The end-state of the 1976 war gave the Americans, as the state with the most leverage on Israel, the power to broker a peace on their terms. The result was the Camp David Accords, under which the Sinai Peninsula was largely demilitarized and the Egyptian government was handed an annual aid package second in size only to Israel's.

Sadat's presidency was abruptly cut short in 1981. He was assassinated by members of an Islamic organization that opposed his peace with Israel while reviewing troops at the annual 6th of October military parade. Lead assassin Khalid Islambouli is said to have cried "Death to the Pharaoh!" as the attack was launched from the back of a truck as Mirage jets swooped overhead. Air Force General and Vice President Hosni Mubarak then became president.

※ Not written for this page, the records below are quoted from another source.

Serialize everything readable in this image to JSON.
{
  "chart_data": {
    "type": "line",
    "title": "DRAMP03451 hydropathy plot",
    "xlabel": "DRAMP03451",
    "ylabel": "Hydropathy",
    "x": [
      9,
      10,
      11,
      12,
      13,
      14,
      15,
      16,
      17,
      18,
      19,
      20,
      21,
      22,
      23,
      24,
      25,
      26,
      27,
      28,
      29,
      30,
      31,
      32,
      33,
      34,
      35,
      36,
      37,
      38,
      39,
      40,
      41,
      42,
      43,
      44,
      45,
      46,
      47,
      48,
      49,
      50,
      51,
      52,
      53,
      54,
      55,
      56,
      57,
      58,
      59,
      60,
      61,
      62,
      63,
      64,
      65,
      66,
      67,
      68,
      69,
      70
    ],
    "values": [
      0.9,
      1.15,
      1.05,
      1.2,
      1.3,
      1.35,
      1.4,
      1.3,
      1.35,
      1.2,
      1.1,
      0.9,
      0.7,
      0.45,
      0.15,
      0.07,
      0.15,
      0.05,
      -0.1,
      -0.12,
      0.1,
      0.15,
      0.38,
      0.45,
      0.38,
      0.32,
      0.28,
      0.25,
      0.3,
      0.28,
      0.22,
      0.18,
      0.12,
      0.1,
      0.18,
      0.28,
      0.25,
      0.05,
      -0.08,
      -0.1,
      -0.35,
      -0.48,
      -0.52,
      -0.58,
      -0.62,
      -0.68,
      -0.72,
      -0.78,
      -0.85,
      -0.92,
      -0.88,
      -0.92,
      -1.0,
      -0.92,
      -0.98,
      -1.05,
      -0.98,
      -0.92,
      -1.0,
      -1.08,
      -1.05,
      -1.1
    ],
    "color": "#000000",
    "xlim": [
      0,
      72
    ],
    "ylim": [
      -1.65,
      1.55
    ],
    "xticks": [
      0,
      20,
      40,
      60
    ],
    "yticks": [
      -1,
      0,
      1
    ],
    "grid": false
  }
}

Mubarak's subsequent tenure as president has been marked mainly by holding patterns with regard to regional politics and a drift away from the socialism of the past and toward a more open economy. The state of emergency that was declared in 1981 has never been lifted, effectively freezing the interplay between legislative and judicial bodies into rigid patterns enforced by executive diktat. The result has been a general political stagnation in Egypt for 26 years, with security forces playing a steadily increasing political role as the regime has come to rely on them to stifle dissenting voices that have been denied parliamentary expression. Recent constitutional amendments appear to be aimed at further consolidating the status quo by giving legal cover to the enforcement mechanisms that support it.